See beyond with Business Intelligence, Copilot, and GenAI
by Obaid Motiwala, on Jan 7, 2025 6:20:08 PM
Key takeaways
- The convergence of Business Intelligence, Copilot, and GenAI unlocks significant data value.
- It helps tide over the issues related to analyzing data in a timely manner.
- It allows business users to go beyond queries and talk with their data in simple, natural language.
The Business Intelligence landscape is fast changing. New Artificial Intelligence (AI) driven technologies, such as Copilot and GenAI, augment the Business Intelligence Cloud platforms to unlock the immense potential that is latent in enterprise data. This technology convergence enables business users to talk to their enterprise data in simple natural languages, such as English or any other language, and see beyond lengthy tables and figures sans the structured query language. The technology confluence offers a powerful synergy that tides over the challenges encountered in analyzing high data volumes. It helps to accurately identify trends and patterns in the data, oblivious to the human eye, and make accurate decisions in a timely manner.
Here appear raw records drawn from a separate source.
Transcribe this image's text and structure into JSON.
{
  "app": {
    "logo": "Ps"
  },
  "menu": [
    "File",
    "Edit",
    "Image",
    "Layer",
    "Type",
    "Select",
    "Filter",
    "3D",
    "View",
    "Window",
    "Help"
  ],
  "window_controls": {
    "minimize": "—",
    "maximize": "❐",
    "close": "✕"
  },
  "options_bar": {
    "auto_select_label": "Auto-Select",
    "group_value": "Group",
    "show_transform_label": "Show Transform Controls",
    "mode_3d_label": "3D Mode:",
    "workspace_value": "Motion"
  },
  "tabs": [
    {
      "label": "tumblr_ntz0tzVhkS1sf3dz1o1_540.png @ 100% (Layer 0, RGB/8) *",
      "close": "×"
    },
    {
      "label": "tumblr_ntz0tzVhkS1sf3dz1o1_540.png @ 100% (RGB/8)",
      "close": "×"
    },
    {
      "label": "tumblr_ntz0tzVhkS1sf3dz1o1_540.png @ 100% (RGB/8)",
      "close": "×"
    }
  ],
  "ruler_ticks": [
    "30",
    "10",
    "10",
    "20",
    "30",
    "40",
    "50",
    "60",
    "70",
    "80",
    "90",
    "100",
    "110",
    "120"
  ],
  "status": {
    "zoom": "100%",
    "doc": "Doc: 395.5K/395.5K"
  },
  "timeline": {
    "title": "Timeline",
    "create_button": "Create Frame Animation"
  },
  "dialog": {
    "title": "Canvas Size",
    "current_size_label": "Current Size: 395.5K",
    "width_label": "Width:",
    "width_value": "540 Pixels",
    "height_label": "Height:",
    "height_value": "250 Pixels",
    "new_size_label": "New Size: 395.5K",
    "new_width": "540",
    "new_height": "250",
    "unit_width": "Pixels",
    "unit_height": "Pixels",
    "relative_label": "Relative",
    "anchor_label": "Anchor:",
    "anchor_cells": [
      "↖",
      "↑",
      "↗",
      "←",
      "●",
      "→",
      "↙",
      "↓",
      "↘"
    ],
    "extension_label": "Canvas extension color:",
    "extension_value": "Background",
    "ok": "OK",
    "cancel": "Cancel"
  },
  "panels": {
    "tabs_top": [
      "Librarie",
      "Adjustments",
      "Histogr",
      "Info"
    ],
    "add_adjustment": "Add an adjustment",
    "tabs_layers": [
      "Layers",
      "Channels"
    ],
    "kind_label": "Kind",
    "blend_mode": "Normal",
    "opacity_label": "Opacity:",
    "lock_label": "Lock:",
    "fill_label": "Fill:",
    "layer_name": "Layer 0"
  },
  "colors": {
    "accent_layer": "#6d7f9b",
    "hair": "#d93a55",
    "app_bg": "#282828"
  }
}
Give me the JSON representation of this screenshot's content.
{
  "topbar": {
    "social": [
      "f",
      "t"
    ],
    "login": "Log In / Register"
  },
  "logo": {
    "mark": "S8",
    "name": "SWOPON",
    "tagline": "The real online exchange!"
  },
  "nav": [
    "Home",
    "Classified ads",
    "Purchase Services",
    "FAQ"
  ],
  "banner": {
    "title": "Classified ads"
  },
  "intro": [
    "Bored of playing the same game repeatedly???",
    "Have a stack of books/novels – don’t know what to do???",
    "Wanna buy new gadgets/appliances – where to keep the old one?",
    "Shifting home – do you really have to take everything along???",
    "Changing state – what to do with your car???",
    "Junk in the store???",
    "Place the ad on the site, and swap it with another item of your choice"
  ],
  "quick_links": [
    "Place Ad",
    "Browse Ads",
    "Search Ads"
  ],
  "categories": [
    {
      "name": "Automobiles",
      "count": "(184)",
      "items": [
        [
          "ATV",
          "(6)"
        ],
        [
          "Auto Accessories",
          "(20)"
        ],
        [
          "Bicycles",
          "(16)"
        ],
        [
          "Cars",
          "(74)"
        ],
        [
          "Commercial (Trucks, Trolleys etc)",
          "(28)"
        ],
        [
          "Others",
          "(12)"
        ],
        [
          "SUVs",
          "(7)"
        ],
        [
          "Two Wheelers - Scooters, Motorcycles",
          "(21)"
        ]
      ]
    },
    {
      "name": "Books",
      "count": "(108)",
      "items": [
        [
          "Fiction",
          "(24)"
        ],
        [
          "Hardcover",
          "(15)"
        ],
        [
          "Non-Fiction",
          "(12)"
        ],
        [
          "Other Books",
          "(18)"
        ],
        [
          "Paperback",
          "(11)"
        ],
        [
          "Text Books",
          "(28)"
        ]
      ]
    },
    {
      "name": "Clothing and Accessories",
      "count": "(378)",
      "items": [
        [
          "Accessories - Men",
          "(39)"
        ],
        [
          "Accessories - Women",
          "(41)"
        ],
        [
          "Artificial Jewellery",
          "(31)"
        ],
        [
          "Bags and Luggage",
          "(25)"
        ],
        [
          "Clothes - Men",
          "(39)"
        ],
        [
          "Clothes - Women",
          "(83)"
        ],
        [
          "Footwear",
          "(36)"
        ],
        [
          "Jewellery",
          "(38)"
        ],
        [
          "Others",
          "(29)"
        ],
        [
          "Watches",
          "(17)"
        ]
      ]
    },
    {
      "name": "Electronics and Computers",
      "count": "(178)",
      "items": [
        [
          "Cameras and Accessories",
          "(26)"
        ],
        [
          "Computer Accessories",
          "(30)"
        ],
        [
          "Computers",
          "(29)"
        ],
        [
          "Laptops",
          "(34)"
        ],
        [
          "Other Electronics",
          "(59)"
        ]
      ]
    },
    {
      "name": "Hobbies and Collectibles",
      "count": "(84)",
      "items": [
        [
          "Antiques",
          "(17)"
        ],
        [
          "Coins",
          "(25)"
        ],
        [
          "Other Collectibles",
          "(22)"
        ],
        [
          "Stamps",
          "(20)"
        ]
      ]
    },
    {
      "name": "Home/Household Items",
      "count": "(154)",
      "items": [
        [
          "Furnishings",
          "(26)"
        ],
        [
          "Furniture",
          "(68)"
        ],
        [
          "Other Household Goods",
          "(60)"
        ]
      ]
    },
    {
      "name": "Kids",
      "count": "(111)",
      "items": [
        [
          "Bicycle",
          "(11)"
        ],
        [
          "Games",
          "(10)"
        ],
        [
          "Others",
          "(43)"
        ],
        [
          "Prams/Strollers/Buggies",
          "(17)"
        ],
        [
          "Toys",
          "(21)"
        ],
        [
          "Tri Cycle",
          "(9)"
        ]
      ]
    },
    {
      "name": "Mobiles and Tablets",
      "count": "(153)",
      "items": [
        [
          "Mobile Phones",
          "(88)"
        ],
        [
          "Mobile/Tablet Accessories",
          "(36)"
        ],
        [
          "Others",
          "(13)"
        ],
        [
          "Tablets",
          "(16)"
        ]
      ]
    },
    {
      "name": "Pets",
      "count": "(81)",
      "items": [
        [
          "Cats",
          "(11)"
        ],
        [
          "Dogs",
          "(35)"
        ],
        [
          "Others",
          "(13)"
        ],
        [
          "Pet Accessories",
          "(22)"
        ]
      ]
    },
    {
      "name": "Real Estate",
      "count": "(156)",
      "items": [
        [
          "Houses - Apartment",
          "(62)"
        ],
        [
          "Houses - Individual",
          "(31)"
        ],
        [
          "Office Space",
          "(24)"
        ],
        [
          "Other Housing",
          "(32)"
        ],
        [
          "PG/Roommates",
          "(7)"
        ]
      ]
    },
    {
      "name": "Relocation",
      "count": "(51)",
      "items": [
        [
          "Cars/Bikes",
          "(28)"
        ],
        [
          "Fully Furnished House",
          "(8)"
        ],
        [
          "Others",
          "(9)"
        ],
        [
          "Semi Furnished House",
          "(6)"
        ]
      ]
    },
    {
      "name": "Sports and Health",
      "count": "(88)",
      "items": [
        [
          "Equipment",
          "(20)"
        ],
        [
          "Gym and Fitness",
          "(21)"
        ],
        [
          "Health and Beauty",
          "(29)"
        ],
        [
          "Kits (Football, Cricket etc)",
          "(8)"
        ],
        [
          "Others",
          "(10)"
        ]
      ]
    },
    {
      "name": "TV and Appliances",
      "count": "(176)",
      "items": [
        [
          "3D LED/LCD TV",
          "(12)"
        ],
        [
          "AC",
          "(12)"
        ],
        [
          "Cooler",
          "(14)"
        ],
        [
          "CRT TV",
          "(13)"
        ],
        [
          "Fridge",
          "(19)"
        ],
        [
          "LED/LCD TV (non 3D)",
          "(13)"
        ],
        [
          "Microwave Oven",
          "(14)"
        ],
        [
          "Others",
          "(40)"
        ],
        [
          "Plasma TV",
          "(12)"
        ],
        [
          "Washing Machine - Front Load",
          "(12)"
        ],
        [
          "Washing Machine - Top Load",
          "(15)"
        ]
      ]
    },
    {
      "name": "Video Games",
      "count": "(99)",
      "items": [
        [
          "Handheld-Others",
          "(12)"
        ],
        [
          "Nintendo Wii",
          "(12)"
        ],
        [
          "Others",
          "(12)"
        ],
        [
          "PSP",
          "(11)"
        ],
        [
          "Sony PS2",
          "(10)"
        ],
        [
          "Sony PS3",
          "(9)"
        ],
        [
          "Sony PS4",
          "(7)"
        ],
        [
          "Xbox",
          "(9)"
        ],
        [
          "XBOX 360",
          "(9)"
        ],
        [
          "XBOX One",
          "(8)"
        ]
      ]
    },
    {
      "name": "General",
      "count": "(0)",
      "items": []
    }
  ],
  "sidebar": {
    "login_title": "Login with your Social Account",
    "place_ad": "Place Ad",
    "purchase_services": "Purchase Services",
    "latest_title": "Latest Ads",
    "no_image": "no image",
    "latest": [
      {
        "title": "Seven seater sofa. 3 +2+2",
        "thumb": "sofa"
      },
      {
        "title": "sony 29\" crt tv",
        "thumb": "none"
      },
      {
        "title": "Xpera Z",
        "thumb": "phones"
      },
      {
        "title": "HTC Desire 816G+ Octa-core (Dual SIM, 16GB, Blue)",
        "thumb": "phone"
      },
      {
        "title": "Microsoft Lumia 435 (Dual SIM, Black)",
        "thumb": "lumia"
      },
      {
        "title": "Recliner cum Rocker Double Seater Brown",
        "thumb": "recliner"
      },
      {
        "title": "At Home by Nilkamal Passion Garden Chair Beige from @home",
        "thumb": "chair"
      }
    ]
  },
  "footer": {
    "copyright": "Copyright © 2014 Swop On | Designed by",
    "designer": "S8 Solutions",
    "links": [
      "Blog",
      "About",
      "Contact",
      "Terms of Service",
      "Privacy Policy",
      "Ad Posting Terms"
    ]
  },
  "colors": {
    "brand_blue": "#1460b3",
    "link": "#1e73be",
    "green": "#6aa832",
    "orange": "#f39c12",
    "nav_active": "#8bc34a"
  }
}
What are the challenges in enterprise decision-making?
Businesses face a myriad of problems during decision-making. Some of them are –
- Complex datasets: Businesses usually have composite data sets that are usually not usable and require curation to extract meaningful information.
- Lack of data accessibility: Business users usually lack direct access to data, which is a must for making informed decisions.
- Structured language querying: Business users route their information requirements through technical users with data access. They use structured query language to retrieve answers to queries.
- Lack of data governance: Data is stored passively as an afterthought during work processes. It is seldom controlled or audited.
- Lack of actionable information: Business users do not have instant access to real-time actionable information that hampers timely decision-making.
- Lack of real-time decision-making: It leads to opportunity loss and stagnates business operations and revenue growth.
What is the importance of automated actionable insights in business scenarios?
Business Intelligence solutions enable businesses to stay in control of their enterprise data through real-time monitoring. Some of the important aspects of modern Business Intelligence solutions are –- Instant report generation: Business users generate quick reports through self-service.
- Better decision-making through collaboration: They offer real-time access to business insights for informed decision-making.
- Democratizing information access: They help to transcend protocols within RBAC frameworks and access real-time information.
What is the importance of AI-led Business Intelligence in today’s business environment?
The convergence of Business Intelligence and AI technologies, such as Copilot and GenAI, has transformed the business intelligence landscape. It brings forth many new-age capabilities –
- Conversational User Interface (CUI): It allows querying in natural languages, such as English, through simple prompts. It leverages NLP and NLG to tap into enterprise data repositories and retrieve fast answers.
- Analysis at scale: The unique technology convergence allows analyzing complex data at scale to bring out fast actionable information in different visual formats without using Structured Query Language. This technology convergence effectively analyzes patterns, sees beyond, and identifies outliers better than contemporary solutions.
- Analyzing complex datasets: It analyzes complex data and offers insights within a fraction of the time required by contemporary BI solutions.
- Greater insightful depths: It helps to analyze data to retrieve actionable insights with greater depth and accuracy.
- Control over data: It helps to exercise greater control over data and establish data governance with RBAC frameworks.
AI-led Business Intelligence use cases
- Customer Service: It allows agents to dynamically generate to-the-point information for customer queries in an agile environment. It helps them to handle high call traffic better and increase customer satisfaction.
- Quality Analysis: It allows supervisors to analyze the agents’ conversations with customers, decide the agents’ individual development plans, and schedule training. It helps the supervisors move beyond sampling towards the complete quality analysis of the customer conversations handled by the agent fraternity.
Simply put
Analysis of complex data poses a myriad of problems. The Business Intelligence, Copilot, and GenAI convergence allows business users to overcome such problems and unlock the immense potential that is latent in enterprise data. It allows talking to the enterprise data without the Structured Query Language protocols that lie with the select few in the organization. The synergy helps tide over the problem of managing huge data volumes to generate meaningful and actionable business insights.